During the IMRT, CCRT was administrated DDP/Nedaplatin 25 mg/m2 d1–3 every 21 days or S-1 orally bid (BSA < 1.25 m2, 30 mg; BSA: 1.25– 1.5 m2, 40 mg; BSA > 1.5 m2, 50 mg). The hematologic parameters, skin and mucosal reactions were assessed during CCRT weekly. Treatment would be interrupted and the dose of CCRT would be reduced by 20 % in case of grade 4 toxicity.
Assessment and follow-up
Toxicities were assessed after each cycle of chemotherapy and during RT weekly.
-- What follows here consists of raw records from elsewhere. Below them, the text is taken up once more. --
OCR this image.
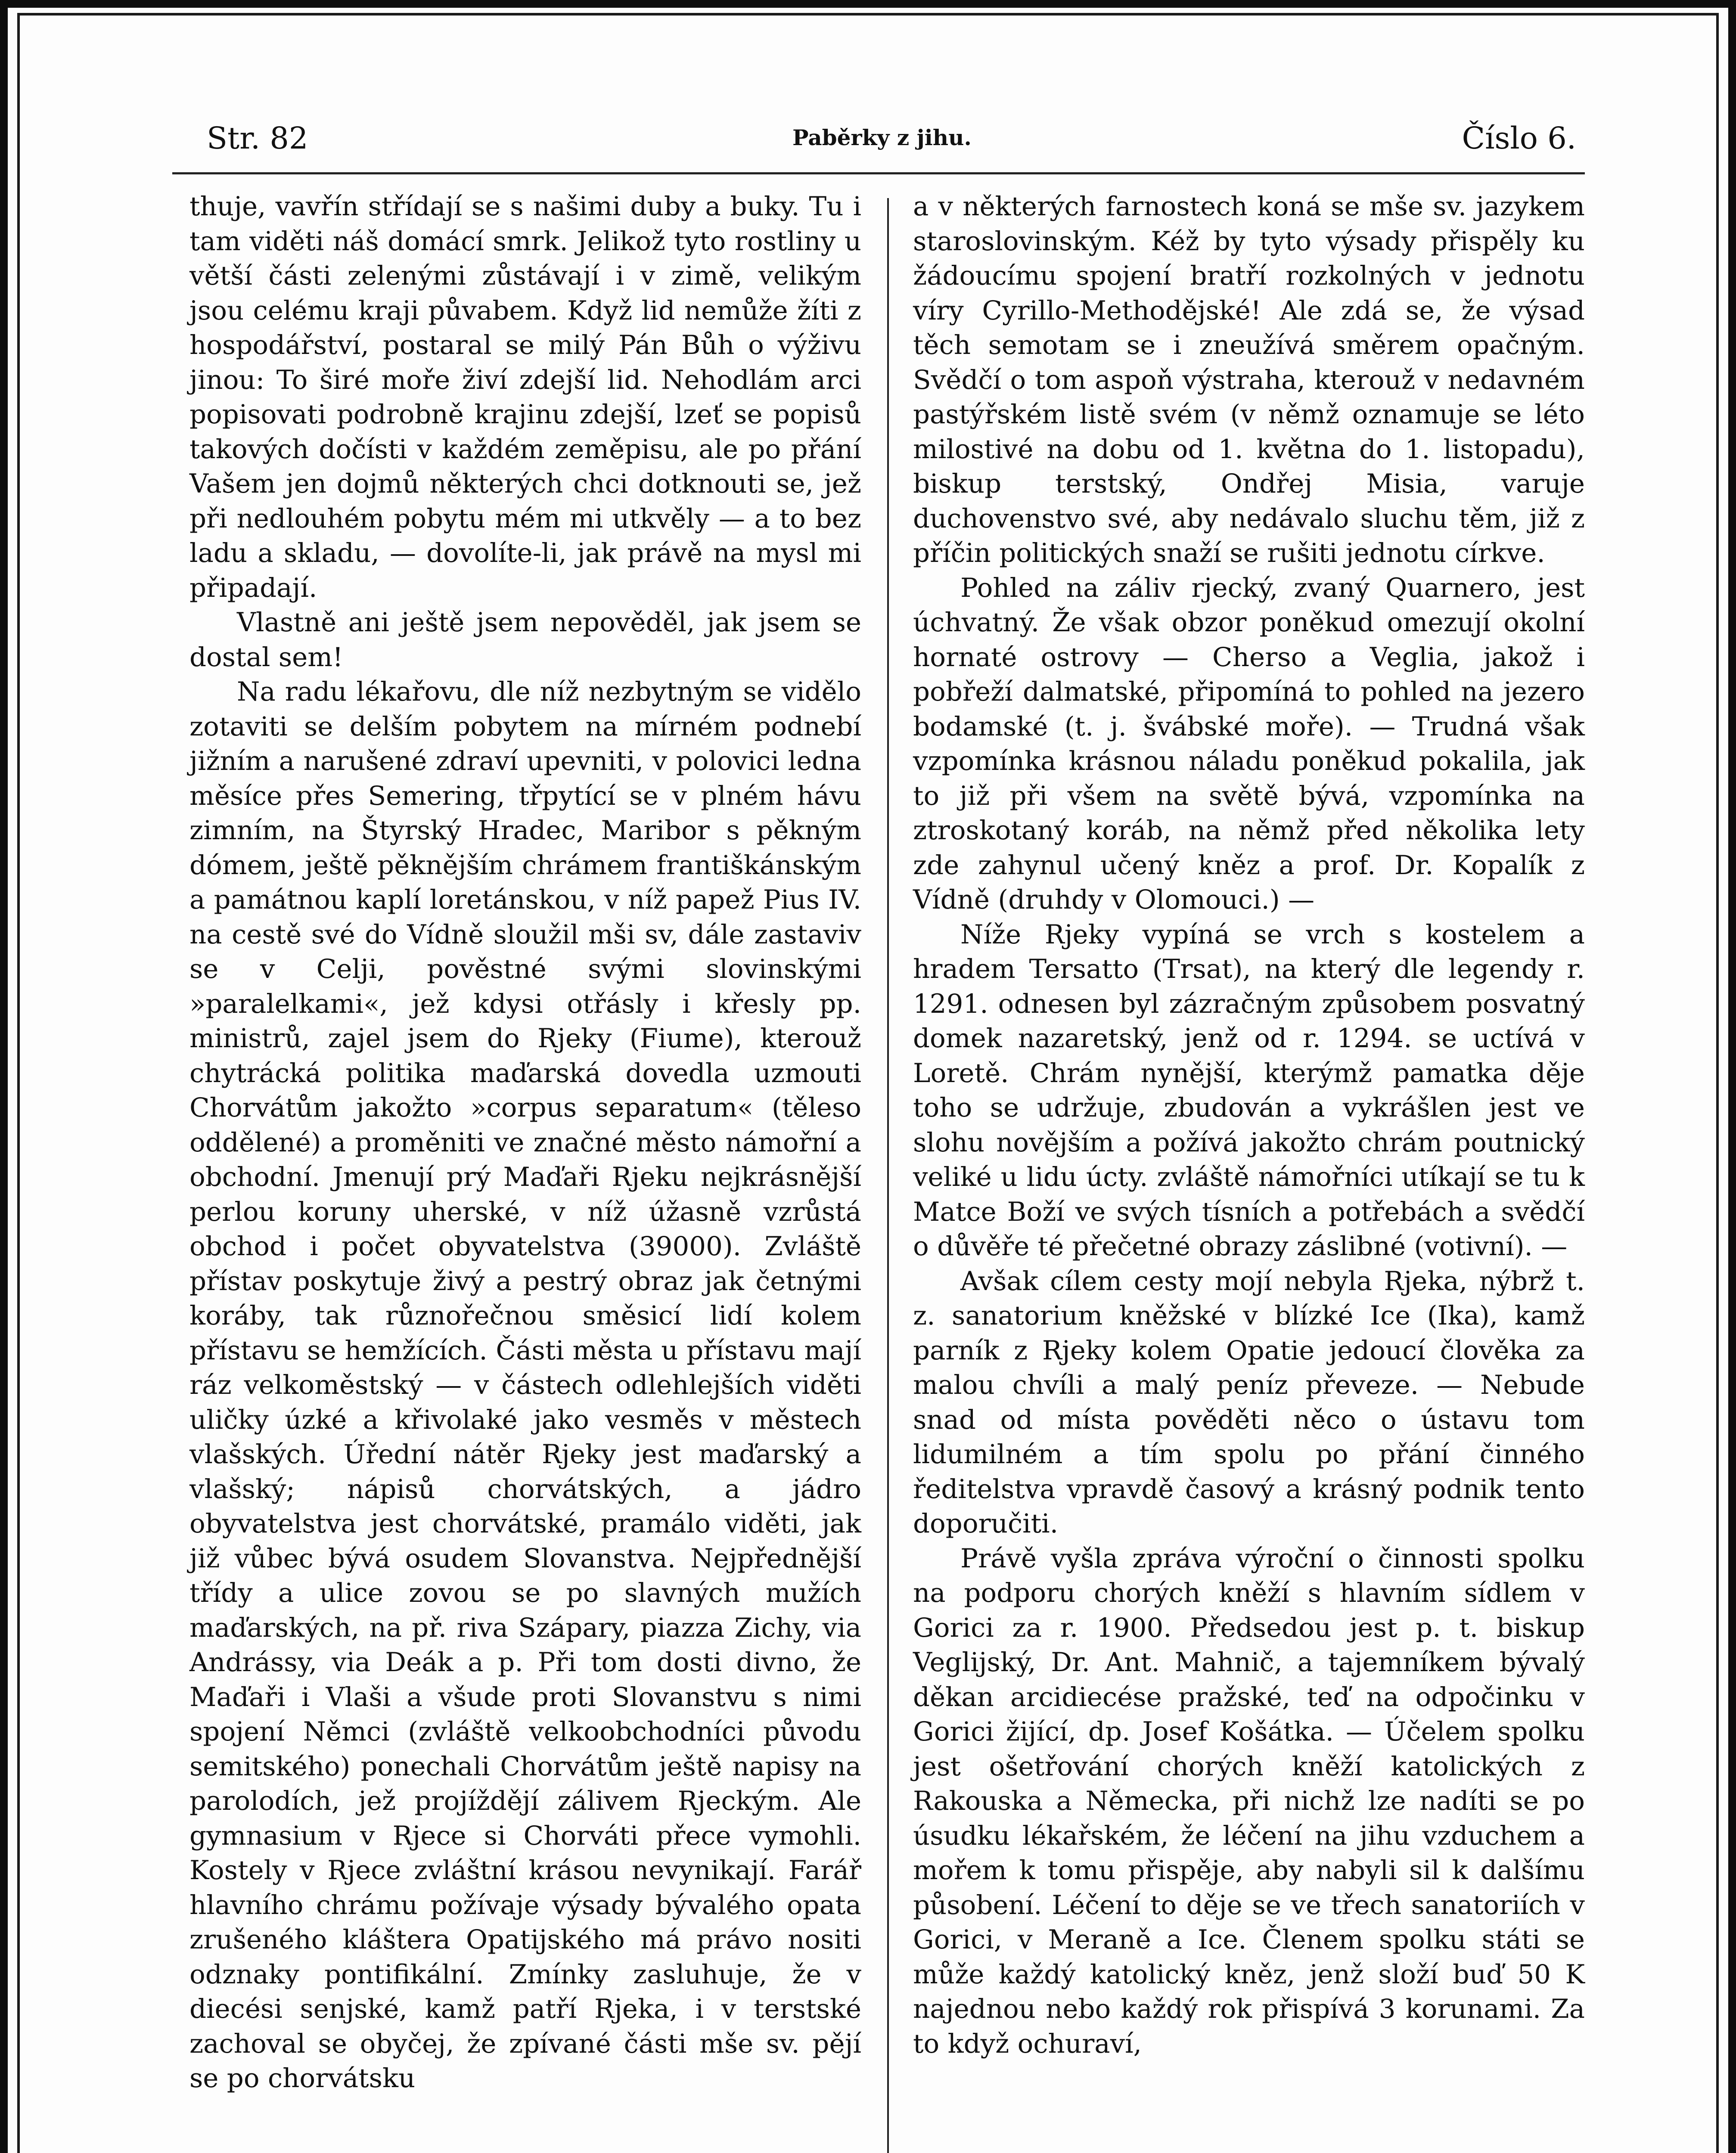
Str. 82	Paběrky z jihu.	Číslo 6.

thuje, vavřín střídají se s našimi duby a buky. Tu i tam viděti náš domácí smrk. Jelikož tyto rostliny u větší části zelenými zůstávají i v zimě, velikým jsou celému kraji půvabem. Když lid nemůže žíti z hospodářství, postaral se milý Pán Bůh o výživu jinou: To širé moře živí zdejší lid. Nehodlám arci popisovati podrobně krajinu zdejší, lzeť se popisů takových dočísti v každém zeměpisu, ale po přání Vašem jen dojmů některých chci dotknouti se, jež při nedlouhém pobytu mém mi utkvěly — a to bez ladu a skladu, — dovolíte-li, jak právě na mysl mi připadají.

Vlastně ani ještě jsem nepověděl, jak jsem se dostal sem!

Na radu lékařovu, dle níž nezbytným se vidělo zotaviti se delším pobytem na mírném podnebí jižním a narušené zdraví upevniti, v polovici ledna měsíce přes Semering, třpytící se v plném hávu zimním, na Štyrský Hradec, Maribor s pěkným dómem, ještě pěknějším chrámem františkánským a památnou kaplí loretánskou, v níž papež Pius IV. na cestě své do Vídně sloužil mši sv, dále zastaviv se v Celji, pověstné svými slovinskými »paralelkami«, jež kdysi otřásly i křesly pp. ministrů, zajel jsem do Rjeky (Fiume), kterouž chytrácká politika maďarská dovedla uzmouti Chorvátům jakožto »corpus separatum« (těleso oddělené) a proměniti ve značné město námořní a obchodní. Jmenují prý Maďaři Rjeku nejkrásnější perlou koruny uherské, v níž úžasně vzrůstá obchod i počet obyvatelstva (39000). Zvláště přístav poskytuje živý a pestrý obraz jak četnými koráby, tak různořečnou směsicí lidí kolem přístavu se hemžících. Části města u přístavu mají ráz velkoměstský — v částech odlehlejších viděti uličky úzké a křivolaké jako vesměs v městech vlašských. Úřední nátěr Rjeky jest maďarský a vlašský; nápisů chorvátských, a jádro obyvatelstva jest chorvátské, pramálo viděti, jak již vůbec bývá osudem Slovanstva. Nejpřednější třídy a ulice zovou se po slavných mužích maďarských, na př. riva Szápary, piazza Zichy, via Andrássy, via Deák a p. Při tom dosti divno, že Maďaři i Vlaši a všude proti Slovanstvu s nimi spojení Němci (zvláště velkoobchodníci původu semitského) ponechali Chorvátům ještě napisy na parolodích, jež projíždějí zálivem Rjeckým. Ale gymnasium v Rjece si Chorváti přece vymohli. Kostely v Rjece zvláštní krásou nevynikají. Farář hlavního chrámu požívaje výsady bývalého opata zrušeného kláštera Opatijského má právo nositi odznaky pontifikální. Zmínky zasluhuje, že v diecési senjské, kamž patří Rjeka, i v terstské zachoval se obyčej, že zpívané části mše sv. pějí se po chorvátsku

a v některých farnostech koná se mše sv. jazykem staroslovinským. Kéž by tyto výsady přispěly ku žádoucímu spojení bratří rozkolných v jednotu víry Cyrillo-Methodějské! Ale zdá se, že výsad těch semotam se i zneužívá směrem opačným. Svědčí o tom aspoň výstraha, kterouž v nedavném pastýřském listě svém (v němž oznamuje se léto milostivé na dobu od 1. května do 1. listopadu), biskup terstský, Ondřej Misia, varuje duchovenstvo své, aby nedávalo sluchu těm, již z příčin politických snaží se rušiti jednotu církve.

Pohled na záliv rjecký, zvaný Quarnero, jest úchvatný. Že však obzor poněkud omezují okolní hornaté ostrovy — Cherso a Veglia, jakož i pobřeží dalmatské, připomíná to pohled na jezero bodamské (t. j. švábské moře). — Trudná však vzpomínka krásnou náladu poněkud pokalila, jak to již při všem na světě bývá, vzpomínka na ztroskotaný koráb, na němž před několika lety zde zahynul učený kněz a prof. Dr. Kopalík z Vídně (druhdy v Olomouci.) —

Níže Rjeky vypíná se vrch s kostelem a hradem Tersatto (Trsat), na který dle legendy r. 1291. odnesen byl zázračným způsobem posvatný domek nazaretský, jenž od r. 1294. se uctívá v Loretě. Chrám nynější, kterýmž pamatka děje toho se udržuje, zbudován a vykrášlen jest ve slohu novějším a požívá jakožto chrám poutnický veliké u lidu úcty. zvláště námořníci utíkají se tu k Matce Boží ve svých tísních a potřebách a svědčí o důvěře té přečetné obrazy záslibné (votivní). —

Avšak cílem cesty mojí nebyla Rjeka, nýbrž t. z. sanatorium kněžské v blízké Ice (Ika), kamž parník z Rjeky kolem Opatie jedoucí člověka za malou chvíli a malý peníz převeze. — Nebude snad od místa pověděti něco o ústavu tom lidumilném a tím spolu po přání činného ředitelstva vpravdě časový a krásný podnik tento doporučiti.

Právě vyšla zpráva výroční o činnosti spolku na podporu chorých kněží s hlavním sídlem v Gorici za r. 1900. Předsedou jest p. t. biskup Veglijský, Dr. Ant. Mahnič, a tajemníkem bývalý děkan arcidiecése pražské, teď na odpočinku v Gorici žijící, dp. Josef Košátka. — Účelem spolku jest ošetřování chorých kněží katolických z Rakouska a Německa, při nichž lze nadíti se po úsudku lékařském, že léčení na jihu vzduchem a mořem k tomu přispěje, aby nabyli sil k dalšímu působení. Léčení to děje se ve třech sanatoriích v Gorici, v Meraně a Ice. Členem spolku státi se může každý katolický kněz, jenž složí buď 50 K najednou nebo každý rok přispívá 3 korunami. Za to když ochuraví,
Drug-related toxicities were graded by the National Cancer Institute Common Toxicity Criteria (NCI-CTC) version 3.0. Radiotherapy-related toxicities were assessed according to the Radiation Therapy Oncology Group (RTOG). Short-term efficacy was evaluated as complete remission (CR), partial remission (PR), SD, and PD according to the Response Evaluation Criteria in Solid Tumors (RECIST 1.1) after 2–3 cycles of IC, IMRT, and 3 months after IMRT. After treatment completion, follow-ups occurred every 3 months in the first 2 years, every 6 months from the third to the fifth year and annually thereafter.
Statistical analysis
SPSS 23.0 (SPSS Inc, Chicago, IL, USA) was used for statistical analysis in this study. The estimated PFS, OS, loco-regional progression-free survival (LRPFS), and distant metastasis-free survival (DMFS) were calculated by the Kaplan–Meier method. PFS was calculated from the date of enrollment to the date of disease progression or death for any cause. OS was calculated from the date of enrollment to death for any cause. LRPFS was calculated from the date of enrollment to loco-regional recurrence or the date of death for any cause. DMFS was calculated from the date of enrollment to distant metastasis or death for any cause. The duration of survival was measured from the time of enrollment until death or the last follow up. A two-sided P<0.05 was considered statistically significant.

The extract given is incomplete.